The enthusiasm was unparalleled. Crowds of 20,000 were commonplace. Newcomers to the game with a few extra bucks sought out partnerships so they, too, could own a racehorse.

Breeders invested in new mares and built new stables. Trainers could find green but eager hands from the surrounding community to work the stables on the backside. The Minnesota horse industry had gotten a boost never before experienced. Breeders shipped their mares around the state, to Kentucky and other spots to produce foals for this exciting new market.

Then as quickly as it arrived it began to wane, stifled by the arrival of the state lottery, pull tabs and then casino gaming on the state’s Native American reservations.

It was never quite the same again… until this week.


Agent Richard Grunder paced nervously around the first floor of the grandstand before Friday’s sixth race.

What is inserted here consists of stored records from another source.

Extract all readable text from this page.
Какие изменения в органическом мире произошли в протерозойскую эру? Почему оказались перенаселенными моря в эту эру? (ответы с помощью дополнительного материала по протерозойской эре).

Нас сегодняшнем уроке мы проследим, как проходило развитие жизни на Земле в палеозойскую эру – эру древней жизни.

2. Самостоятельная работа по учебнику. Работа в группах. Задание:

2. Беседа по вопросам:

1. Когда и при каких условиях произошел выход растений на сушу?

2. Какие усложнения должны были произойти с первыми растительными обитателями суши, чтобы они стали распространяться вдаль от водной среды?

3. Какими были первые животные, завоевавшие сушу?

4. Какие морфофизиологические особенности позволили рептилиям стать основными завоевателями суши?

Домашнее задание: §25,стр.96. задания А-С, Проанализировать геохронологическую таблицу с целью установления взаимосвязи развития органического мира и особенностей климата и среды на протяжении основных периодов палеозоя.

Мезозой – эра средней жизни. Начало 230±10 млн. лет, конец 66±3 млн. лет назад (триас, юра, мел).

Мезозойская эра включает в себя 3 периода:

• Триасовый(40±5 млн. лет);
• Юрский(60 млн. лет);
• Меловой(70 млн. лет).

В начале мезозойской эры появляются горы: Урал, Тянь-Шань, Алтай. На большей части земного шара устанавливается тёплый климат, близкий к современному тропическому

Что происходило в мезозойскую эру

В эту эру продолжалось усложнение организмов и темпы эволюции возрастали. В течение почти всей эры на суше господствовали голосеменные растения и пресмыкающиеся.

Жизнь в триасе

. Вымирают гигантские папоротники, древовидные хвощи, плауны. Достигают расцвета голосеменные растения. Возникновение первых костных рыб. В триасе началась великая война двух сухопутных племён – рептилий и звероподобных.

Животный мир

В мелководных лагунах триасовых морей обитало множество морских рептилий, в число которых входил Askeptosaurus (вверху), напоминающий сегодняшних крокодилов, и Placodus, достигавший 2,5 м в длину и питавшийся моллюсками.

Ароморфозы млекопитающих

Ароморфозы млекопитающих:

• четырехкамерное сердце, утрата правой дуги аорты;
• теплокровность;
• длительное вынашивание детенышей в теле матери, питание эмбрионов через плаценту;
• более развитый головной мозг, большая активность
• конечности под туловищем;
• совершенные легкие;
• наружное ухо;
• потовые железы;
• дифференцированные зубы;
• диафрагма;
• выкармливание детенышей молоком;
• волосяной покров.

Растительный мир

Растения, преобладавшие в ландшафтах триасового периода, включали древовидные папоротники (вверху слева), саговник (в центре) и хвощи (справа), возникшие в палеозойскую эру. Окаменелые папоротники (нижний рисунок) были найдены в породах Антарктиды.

Tanner Riggs, one of the two riders he represents at Canterbury Park, had won the first five races on the card and was in position to tie the record of six wins on a single card, accomplished by Derek Bell on June 14, 2002.

“He probably won’t do it, but he has a shot,” Grunder muttered as he paced about.

Then again, Larry Cascio of Omaha had similar thoughts before Friday’s third race. “Tanner had won the first two races,” he said, “so I thought no way is he going to win on my horse and then he wins on mine and on two more after that.”

Meanwhile, Riggs was getting a greeting from the grandstand that he had never before experienced. “They were all yelling and clapping for me. That’s never been done before, but (announcer) Paul Allen had them pretty pumped up.”

Riggs had mounts in the first six races on Friday’s card, but his last of the day, Satin Sweep, ran third.

Bell was being represented by Grunder at the time he won six races on a single Canterbury card, and the agent was hoping it would happen for his current rider, as well.

Riggs rode six winners on a single card in 2010 at Hawthorne Race Course. “You have to be lucky,” he said. “That’s part of it for sure. I’m no better than anyone else in this (jockeys’) room but things have to happen just so.”

Riggs referred to last week when he didn’t ride a single winner.

“I try to get a horse to relax for me and put them in a spot that gives them a chance,” he said. “I was doing that last week and horses were blowing past me anyway. I did that tonight and I was winning.”

Riggs’ winners in order Friday were: Lucky Straw, Grandpa George, Bourbon King, Restless Warrior and Gail’s Jewel.